Are you better off now than you were eight years ago?

Answer here, from John Schmitt and Hye Jin Rho at the Center for Economic and Policy Research. Nicely done.

Update: Here is another take, by Jim Kessler, Mark Donnell, and Tess Stovall at Third Way.

3 thoughts on “Are you better off now than you were eight years ago?

  1. Lane, all this is true, but it’s kind of meaningless because it’s inextricable from a single business cycle. (Yeah, things were booming while Clinton was in office.)

    It’s the same kind of short-term, cherry-picked data that trickle-downers try to use to “demonstrate” the success of their policies. (i.e., Reagan’s question itself–yeah, the economy was in trouble while Carter was in office. No duh.)

    Short-term analyses don’t overcome the obvious and accurate post hoc counterargument.

    The long-term (and especially cross-country) analyses that you do so well are far more convincing. Those long-term, multi-country analyses show quite clearly the failure of trickle-down, and the economic success, prosperity, and stability that results from progressive policies.

  2. Lane,

    Thanks for mentioning our new report.

    In response to Steve Roth’s comment about business cycles and how they affect the data, two points. First, unfortunately most voters probably don’t take business cycles into account as they make decisions.
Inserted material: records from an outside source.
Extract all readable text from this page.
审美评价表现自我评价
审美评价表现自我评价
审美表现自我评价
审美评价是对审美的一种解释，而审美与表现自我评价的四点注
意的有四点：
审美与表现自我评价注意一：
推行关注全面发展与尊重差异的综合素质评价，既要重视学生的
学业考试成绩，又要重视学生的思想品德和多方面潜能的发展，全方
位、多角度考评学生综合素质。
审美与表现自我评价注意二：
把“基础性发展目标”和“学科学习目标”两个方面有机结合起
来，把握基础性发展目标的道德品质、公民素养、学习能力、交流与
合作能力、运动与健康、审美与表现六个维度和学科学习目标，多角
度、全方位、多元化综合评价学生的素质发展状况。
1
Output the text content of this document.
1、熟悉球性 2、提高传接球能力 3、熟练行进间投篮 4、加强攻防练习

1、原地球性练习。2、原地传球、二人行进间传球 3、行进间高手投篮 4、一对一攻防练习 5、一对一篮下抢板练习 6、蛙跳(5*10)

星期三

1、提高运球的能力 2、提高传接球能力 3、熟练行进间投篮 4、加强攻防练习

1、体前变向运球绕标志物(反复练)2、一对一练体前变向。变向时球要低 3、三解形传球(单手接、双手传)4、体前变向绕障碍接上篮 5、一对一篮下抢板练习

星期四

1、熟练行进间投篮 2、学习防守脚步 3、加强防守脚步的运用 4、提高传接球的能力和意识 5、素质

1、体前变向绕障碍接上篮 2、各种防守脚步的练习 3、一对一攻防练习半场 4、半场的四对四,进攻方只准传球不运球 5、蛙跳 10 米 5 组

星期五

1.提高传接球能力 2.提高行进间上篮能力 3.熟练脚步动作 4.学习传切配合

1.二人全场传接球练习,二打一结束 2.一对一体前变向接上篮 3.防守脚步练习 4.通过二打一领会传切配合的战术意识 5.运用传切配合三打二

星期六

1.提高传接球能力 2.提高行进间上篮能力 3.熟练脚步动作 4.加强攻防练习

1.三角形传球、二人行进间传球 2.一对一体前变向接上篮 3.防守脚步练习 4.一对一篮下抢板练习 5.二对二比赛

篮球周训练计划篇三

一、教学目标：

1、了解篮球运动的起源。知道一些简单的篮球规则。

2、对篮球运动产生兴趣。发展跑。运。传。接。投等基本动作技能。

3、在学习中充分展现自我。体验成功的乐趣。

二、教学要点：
The unadjusted-for-the-business-cycle data have real social meaning, even if economists would not be happy with using this approach to gauge changes in the underlying state of the economy.

    Second, for exactly the reasons Roth mentions, our report (CEPR) includes two versions of the indicators. The first version compares “electoral cycles” (1992-2000 versus 2000-2008). The second compares business cycles –peak-to-peak (2000 versus 2007) or full-cycle (1989-2000 versus 2000-2007), as appropriate for each particular indicator. Putting things on a business-cycle basis narrows the gap in performance, but the earlier cycle still clobbers the more recent one.